L'échec de Knysna et le retard dans l'éclosion de joueurs comme Ben Arfa, mûré depuis deux semaines dans un refus de s'entraîner, justifient à ses yeux de travailler sur les valeurs. "C'est emblématique de ce qui se passe dans la société et rassurez vous, ça se passe dans d'autres équipes. Au Portugal, ils ont les mêmes problèmes. Ce sont des jeunes qui passent de rien à tout. Il faut assumer. A cet âge-là, on fait beaucoup de bêtises. Vous en avez fait aussi (au journaliste), mais les vôtres n'étaient pas médiatisées. Eux, tout le monde le sait. Ce n'est pas pour les excuser, c'est pour comprendre. Des joueurs comme ça ne sont plus habitués à ce qu'on leur dise non. On leur dit oui ou peut-être. Si on leur dit non, ils vous regardent comme si vous étiez des ennemis. Alors, il faut du temps, des mots. Ce qui est préjudiciable en sélection, c'est qu'on n'a pas beaucoup de temps."
Les critiques? "Une réaction d'amour"
"Pour un jeune joueur, a poursuivi Blanc, ce n'est pas facile d'assumer ce statut de star. Ils n'ont pas forcément toutes les valeurs nécessaires pour le faire." C'est pourquoi le public reverra les Ribéry, Evra, Toulalan et autres grévistes du 20 juin en équipe de France, car la sélection ne saurait être un simple rassemblement d'apprentis. "Après ce qui s'est passé, on peut rompre (avec l'équipe précédente), c'est votre point de vue. Mais les supporters aiment la victoire. C'est aussi mon cas. Ce que les gens recherchent vis à vis de l'équipe de France, c'est certes un bon état d'esprit, certes des joueurs qui respectent le maillot, mais ils aiment aussi et avant tout la victoire. Or, elle ne peut être obtenue qu'avec les meilleurs joueurs. En Afrique du Sud, il y avait de bons joueurs, de bons jeunes joueurs, et il faut faire preuve, non pas de pardon, mais à 23 ans, on peut faire en sorte qu'après une erreur commise, un joueur puisse réparer son erreur."

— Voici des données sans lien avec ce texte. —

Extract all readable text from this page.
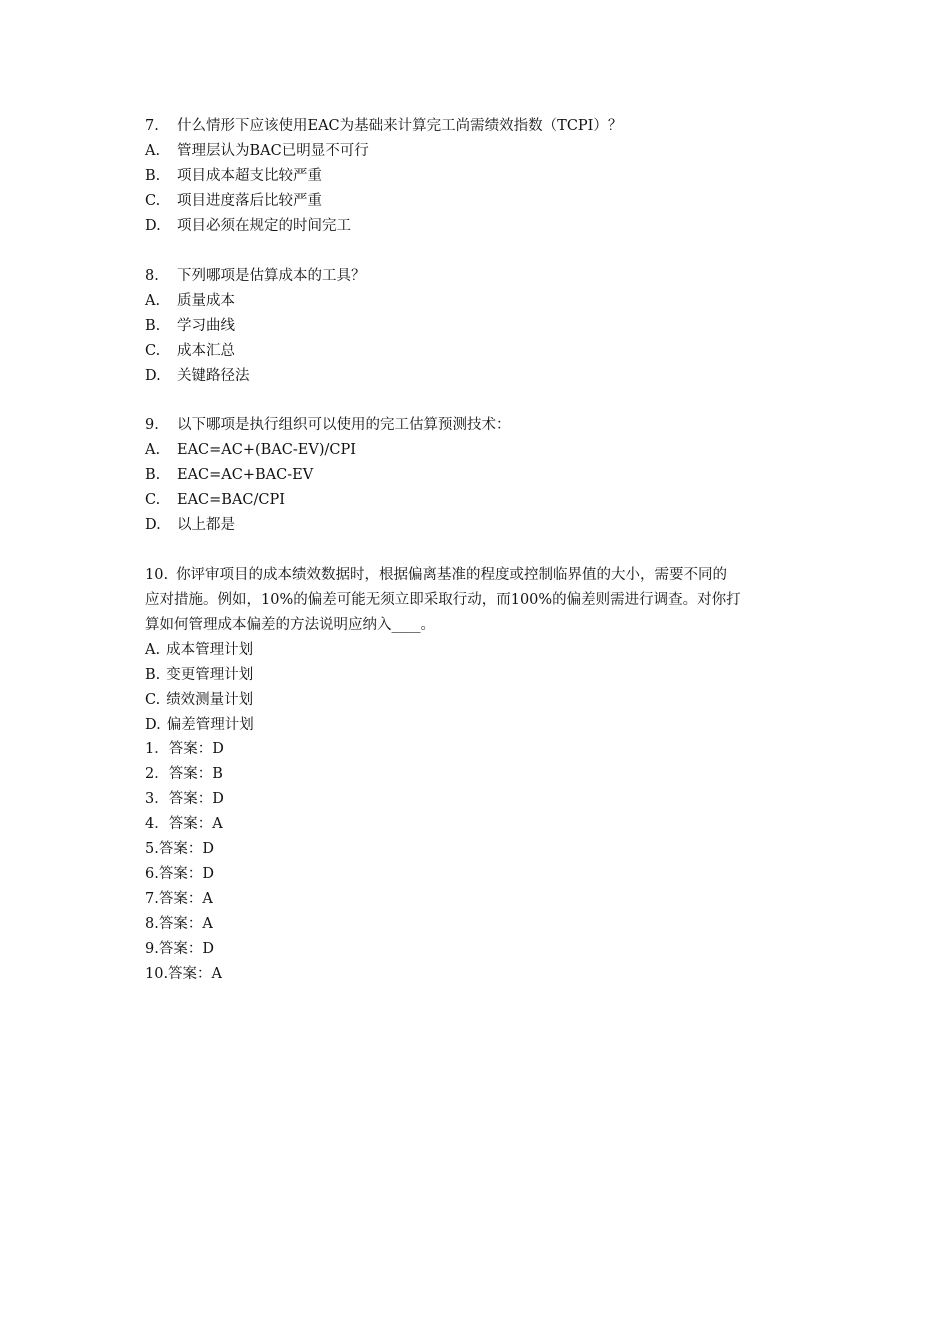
7. 什么情形下应该使用EAC为基础来计算完工尚需绩效指数（TCPI）？
A. 管理层认为BAC已明显不可行
B. 项目成本超支比较严重
C. 项目进度落后比较严重
D. 项目必须在规定的时间完工
8. 下列哪项是估算成本的工具？
A. 质量成本
B. 学习曲线
C. 成本汇总
D. 关键路径法
9. 以下哪项是执行组织可以使用的完工估算预测技术：
A. EAC=AC+(BAC-EV)/CPI
B. EAC=AC+BAC-EV
C. EAC=BAC/CPI
D. 以上都是
10. 你评审项目的成本绩效数据时，根据偏离基准的程度或控制临界值的大小，需要不同的
应对措施。例如，10%的偏差可能无须立即采取行动，而100%的偏差则需进行调查。对你打
算如何管理成本偏差的方法说明应纳入____。
A. 成本管理计划
B. 变更管理计划
C. 绩效测量计划
D. 偏差管理计划
1．答案：D
2．答案：B
3．答案：D
4．答案：A
5.答案：D
6.答案：D
7.答案：A
8.答案：A
9.答案：D
10.答案：A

Blanc a évacué d'un revers de la main une question sur l'intrusion de la culture des cités en équipe de France. "La cité c'est pas la France ? C'est quoi alors ?" Il assimile la pluie de critiques qui s'est abattue sur les Bleus après la Coupe du monde à une réaction passionnelle. "C'est une réaction d'amour. Plus ils sont choqués et plus cela veut dire qu'ils aiment. Les gens ne se reconnaissent plus dans l'équipe de nationale. Le foot est le sport le plus populaire, ils ont l'impression que l'équipe leur appartient alors qu'elle n'appartient à personne. Ils ont été déçus." Il a demandé aux médias de ne pas en faire des tonnes sur les règles qu'il a instaurées à son arrivée. "Il faut des valeurs pour jouer en équipe de France et dans la vie de tous les jours, et ce sont souvent presque les mêmes : le respect du copain, de l'entraîneur, du dirigeant grâce auquel vous êtes là. C'est une règle essentielle dans mon mode de fonctionnement. A la limite, ce n'est même pas des règles, c'est naturel". Blanc, particulièrement discret, au micro de la radio publique, sur la possibilité que les suspendus soient amnistiés, livrera demain jeudi sa liste pour France - Biélorussie (3 septembre) et Bosnie - France (7 septembre).